Может быть, это всего лишь разыгралось его писательское воображение, но даже если случай на Каширке был психологической метафорой, она, как и метафора литературная, говорила о сути происходящего с ним точнее, чем долгие размышления о собственной судьбе. Поначалу, в детстве, жизнь была бесконечным, уходящим за всякие мыслимые пределы кругом – такой она ему увиделась некогда в плешаковском саду, под звездным небом. Но именно той памятной ночью круг стал незаметно сужаться. Вместе с детством уходила свобода – свобода жить не завтрашним, а сегодняшним днем. Выбранный им в юности путь уничтожал другие возможности: он уже не мог стать ни мореплавателем, ни ученым, ни знаменитым путешественником.

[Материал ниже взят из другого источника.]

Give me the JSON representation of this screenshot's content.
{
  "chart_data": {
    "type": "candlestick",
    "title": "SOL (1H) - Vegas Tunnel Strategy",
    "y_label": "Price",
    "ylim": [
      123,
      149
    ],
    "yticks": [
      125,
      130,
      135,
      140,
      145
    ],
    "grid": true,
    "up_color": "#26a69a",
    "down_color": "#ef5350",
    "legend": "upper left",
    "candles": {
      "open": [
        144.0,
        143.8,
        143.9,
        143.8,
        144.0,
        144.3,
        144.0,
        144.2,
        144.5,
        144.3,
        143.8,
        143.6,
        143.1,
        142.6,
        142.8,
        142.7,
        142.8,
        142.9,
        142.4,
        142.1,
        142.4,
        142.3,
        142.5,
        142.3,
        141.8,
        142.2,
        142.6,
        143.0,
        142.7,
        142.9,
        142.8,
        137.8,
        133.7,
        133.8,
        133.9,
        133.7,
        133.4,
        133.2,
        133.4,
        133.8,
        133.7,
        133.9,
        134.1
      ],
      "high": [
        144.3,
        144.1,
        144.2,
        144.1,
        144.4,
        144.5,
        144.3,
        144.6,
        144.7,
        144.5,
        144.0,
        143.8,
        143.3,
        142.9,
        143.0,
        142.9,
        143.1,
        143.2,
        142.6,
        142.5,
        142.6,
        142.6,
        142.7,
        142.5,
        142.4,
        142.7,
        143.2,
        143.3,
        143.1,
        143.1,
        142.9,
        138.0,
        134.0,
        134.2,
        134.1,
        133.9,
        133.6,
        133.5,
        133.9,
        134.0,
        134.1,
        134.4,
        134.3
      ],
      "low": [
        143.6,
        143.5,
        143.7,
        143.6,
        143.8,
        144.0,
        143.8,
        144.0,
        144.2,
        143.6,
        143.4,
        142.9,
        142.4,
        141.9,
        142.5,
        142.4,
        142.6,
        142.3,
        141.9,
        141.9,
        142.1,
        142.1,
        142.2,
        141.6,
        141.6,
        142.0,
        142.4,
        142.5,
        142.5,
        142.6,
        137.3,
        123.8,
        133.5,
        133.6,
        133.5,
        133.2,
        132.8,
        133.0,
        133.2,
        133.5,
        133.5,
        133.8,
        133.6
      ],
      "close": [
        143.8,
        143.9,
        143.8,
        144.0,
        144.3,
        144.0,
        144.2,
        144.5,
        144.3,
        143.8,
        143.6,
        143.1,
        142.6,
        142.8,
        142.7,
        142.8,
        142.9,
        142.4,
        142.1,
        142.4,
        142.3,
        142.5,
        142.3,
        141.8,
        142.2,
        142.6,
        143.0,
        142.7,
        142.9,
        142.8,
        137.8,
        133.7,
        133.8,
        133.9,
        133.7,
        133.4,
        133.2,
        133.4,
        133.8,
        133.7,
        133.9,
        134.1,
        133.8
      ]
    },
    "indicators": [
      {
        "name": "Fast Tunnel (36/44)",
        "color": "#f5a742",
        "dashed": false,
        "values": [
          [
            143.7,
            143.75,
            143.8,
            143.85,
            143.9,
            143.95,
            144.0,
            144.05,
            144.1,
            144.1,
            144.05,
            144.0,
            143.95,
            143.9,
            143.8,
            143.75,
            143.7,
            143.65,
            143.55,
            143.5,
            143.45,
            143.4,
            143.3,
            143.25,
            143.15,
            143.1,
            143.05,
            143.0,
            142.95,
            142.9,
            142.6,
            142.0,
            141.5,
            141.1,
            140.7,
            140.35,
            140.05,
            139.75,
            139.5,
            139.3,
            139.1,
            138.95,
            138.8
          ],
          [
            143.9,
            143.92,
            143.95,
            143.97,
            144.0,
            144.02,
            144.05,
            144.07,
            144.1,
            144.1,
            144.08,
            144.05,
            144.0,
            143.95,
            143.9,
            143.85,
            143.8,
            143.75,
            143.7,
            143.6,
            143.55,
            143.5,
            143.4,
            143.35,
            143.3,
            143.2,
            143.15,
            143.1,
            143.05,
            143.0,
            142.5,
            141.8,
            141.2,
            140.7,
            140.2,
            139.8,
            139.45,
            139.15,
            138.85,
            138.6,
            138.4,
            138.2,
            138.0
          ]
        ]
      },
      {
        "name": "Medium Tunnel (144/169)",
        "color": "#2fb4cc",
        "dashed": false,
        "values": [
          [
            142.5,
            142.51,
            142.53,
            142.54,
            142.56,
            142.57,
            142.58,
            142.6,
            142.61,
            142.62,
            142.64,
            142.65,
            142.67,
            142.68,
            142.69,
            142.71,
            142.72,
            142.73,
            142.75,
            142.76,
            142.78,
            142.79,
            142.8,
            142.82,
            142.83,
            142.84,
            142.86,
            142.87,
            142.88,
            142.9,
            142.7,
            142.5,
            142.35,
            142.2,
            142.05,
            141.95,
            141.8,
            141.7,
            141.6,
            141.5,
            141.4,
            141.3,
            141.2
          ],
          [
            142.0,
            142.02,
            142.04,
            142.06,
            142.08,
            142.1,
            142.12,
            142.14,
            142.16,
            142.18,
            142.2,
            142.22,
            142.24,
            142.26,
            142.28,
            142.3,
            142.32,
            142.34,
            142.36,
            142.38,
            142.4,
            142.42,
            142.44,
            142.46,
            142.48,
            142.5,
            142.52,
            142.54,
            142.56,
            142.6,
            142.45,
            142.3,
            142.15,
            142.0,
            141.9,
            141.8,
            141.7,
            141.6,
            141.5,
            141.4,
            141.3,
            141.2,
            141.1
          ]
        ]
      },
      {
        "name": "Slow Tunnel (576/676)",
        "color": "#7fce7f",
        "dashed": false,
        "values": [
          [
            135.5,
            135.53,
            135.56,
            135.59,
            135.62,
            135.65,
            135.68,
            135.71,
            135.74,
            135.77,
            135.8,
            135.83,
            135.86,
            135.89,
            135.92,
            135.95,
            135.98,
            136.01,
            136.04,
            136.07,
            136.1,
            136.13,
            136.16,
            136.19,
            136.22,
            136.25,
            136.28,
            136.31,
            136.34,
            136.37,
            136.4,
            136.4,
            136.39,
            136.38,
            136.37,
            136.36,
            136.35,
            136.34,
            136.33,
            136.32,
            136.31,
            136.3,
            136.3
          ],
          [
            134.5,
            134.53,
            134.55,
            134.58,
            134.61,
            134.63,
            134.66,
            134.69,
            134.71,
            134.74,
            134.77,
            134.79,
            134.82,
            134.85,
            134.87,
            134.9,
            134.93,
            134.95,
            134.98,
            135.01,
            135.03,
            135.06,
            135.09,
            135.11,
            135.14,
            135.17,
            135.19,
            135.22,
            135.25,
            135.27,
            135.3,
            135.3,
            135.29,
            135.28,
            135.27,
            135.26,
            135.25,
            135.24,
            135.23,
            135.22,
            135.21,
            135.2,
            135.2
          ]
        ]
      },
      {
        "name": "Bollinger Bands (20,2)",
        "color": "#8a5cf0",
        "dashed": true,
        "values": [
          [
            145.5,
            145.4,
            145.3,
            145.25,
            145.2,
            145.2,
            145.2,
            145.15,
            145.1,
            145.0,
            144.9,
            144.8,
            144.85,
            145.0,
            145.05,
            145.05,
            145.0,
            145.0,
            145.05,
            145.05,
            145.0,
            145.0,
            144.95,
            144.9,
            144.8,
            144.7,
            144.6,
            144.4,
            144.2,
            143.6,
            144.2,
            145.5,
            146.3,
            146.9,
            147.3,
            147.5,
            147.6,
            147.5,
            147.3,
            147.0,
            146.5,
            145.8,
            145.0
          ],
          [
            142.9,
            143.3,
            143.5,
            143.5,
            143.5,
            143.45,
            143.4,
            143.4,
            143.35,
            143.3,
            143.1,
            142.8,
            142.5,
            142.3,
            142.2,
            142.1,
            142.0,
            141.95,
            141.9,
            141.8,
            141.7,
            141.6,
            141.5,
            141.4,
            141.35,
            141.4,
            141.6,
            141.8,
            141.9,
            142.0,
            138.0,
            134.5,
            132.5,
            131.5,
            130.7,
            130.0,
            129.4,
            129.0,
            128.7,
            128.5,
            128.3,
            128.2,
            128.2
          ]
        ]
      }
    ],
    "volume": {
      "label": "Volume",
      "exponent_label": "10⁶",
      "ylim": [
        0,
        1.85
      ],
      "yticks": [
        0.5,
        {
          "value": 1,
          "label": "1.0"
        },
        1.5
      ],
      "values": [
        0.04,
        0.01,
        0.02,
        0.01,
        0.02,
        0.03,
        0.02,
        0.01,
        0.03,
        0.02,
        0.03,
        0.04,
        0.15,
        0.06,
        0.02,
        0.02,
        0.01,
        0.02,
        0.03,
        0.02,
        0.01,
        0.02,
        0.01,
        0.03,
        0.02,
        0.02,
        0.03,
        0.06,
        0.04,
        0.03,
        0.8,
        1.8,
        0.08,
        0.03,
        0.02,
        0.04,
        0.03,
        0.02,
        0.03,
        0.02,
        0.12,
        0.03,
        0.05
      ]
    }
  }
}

Допустим, эти возможности были ему вовсе не нужны, но имелись другие, вовсе не противоречащие писательству, которые он упустил.
Он всегда понимал значение религии в человеческой жизни, но никогда не стал ближе к Богу, чем в ту ночь, когда в подвале Вешенского ГПУ произошел у него разговор с таинственным, исчезнувшим наутро священником. Этот священник, отец Михаил, сказал тогда, что суждено ему служить безбожной власти, не упуская случая делать добро. Так и получилось, как предсказал священник, но в церковь Шолохов и после освобождения из ГПУ не ходил, даже в Вешенский храм, который спас от закрытия, не молился, икон дома не держал, религиозной литературы не читал. Что ж, и отец Михаил говорил, что Шолохов не из богомольцев, хотя душу наследовал от предков христианскую. Но он же говорил: «Бойся потерять эту душу, никто тебя тогда не защитит. Даже если и оступился, дальше по этой дорожке не ходи, ждет тебя там погибель. Мы перед врагами беззащитны, когда ослаблены грехами нашими».